Antimicrobial resistance is a global health and development threat and has become one of the most important public health threats facing humanity in the 21st century [19]. In this study, compounds 1–5 and 7 with bacterial inhibitory potential were screened.
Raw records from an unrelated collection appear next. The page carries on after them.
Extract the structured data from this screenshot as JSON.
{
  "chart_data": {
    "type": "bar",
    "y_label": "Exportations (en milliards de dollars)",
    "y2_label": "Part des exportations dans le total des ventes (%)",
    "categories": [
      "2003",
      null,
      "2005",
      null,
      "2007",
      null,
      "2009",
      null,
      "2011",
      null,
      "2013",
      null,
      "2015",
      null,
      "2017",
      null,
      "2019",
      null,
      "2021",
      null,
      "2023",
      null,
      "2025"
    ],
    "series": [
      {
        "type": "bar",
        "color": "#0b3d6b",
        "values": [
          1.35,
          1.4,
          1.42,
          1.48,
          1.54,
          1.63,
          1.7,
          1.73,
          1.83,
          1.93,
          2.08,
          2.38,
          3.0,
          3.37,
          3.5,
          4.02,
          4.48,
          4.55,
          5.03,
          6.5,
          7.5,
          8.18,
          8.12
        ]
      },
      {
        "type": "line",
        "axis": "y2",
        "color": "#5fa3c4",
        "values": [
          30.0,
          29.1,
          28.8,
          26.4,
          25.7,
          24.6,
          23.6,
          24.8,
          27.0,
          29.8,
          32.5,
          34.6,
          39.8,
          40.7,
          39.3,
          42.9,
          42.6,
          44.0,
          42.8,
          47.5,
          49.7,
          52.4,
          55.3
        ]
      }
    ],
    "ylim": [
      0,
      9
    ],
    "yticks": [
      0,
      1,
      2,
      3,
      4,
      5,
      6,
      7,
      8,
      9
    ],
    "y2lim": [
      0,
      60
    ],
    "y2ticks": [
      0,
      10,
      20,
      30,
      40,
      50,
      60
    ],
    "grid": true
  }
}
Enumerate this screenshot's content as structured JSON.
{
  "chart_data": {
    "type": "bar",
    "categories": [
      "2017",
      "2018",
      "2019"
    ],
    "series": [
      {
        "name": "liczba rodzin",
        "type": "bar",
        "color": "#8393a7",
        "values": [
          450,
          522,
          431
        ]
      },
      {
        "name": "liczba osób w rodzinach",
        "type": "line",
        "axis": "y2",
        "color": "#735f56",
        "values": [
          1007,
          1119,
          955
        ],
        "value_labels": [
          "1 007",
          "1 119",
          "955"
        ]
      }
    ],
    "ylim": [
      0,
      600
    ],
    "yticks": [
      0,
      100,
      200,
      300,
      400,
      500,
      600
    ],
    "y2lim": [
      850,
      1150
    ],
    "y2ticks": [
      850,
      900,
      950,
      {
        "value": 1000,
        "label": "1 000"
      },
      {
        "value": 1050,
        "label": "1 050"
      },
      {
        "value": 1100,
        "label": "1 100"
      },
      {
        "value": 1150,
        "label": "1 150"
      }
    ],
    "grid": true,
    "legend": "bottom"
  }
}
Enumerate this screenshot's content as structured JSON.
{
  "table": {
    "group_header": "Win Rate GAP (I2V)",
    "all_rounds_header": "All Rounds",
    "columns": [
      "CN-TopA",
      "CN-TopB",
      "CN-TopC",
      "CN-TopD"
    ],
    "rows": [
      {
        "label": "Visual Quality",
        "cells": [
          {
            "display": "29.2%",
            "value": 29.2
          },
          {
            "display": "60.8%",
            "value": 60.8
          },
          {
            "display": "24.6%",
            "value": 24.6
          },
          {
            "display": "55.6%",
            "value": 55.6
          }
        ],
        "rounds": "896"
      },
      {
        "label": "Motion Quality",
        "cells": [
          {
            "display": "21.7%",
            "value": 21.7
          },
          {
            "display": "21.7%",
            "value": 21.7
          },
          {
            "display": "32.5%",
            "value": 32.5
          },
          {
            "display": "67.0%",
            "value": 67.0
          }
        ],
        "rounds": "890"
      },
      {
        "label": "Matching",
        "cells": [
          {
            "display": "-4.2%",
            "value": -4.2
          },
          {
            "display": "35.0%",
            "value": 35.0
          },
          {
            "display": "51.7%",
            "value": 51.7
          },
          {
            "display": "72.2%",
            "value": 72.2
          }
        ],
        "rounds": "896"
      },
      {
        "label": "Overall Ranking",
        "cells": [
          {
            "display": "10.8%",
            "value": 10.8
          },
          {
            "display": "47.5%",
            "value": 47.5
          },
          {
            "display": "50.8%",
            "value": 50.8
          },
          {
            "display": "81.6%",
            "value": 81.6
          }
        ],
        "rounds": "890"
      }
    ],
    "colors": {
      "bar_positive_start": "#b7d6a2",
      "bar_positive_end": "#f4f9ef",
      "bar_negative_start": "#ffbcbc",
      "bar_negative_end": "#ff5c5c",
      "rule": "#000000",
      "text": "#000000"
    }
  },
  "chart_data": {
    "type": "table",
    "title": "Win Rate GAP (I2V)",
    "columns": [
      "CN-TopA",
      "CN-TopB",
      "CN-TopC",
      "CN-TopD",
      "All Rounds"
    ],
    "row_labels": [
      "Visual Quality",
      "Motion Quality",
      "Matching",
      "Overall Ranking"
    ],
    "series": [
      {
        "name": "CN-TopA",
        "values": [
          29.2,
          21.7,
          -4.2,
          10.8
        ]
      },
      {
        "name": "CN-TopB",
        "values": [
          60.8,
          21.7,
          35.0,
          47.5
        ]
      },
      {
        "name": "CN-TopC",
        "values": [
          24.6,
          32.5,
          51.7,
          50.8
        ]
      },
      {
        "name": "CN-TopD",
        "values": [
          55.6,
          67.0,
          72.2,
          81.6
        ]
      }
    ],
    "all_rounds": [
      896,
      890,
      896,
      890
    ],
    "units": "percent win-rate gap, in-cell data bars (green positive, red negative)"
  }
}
In terms of antitumor cell activity, compound 8 exhibited antitumor activity in different cancer cells.

Compound 11 has rarely been reported in marine fungi, and previous studies have shown that trans-cinnamic acid may be an environmentally friendly alternative therapeutic agent for bacterial infections in the aquaculture industry [20]. Compound 12 has been isolated from marine fungi but has not yet been found to have biological activity [21,22].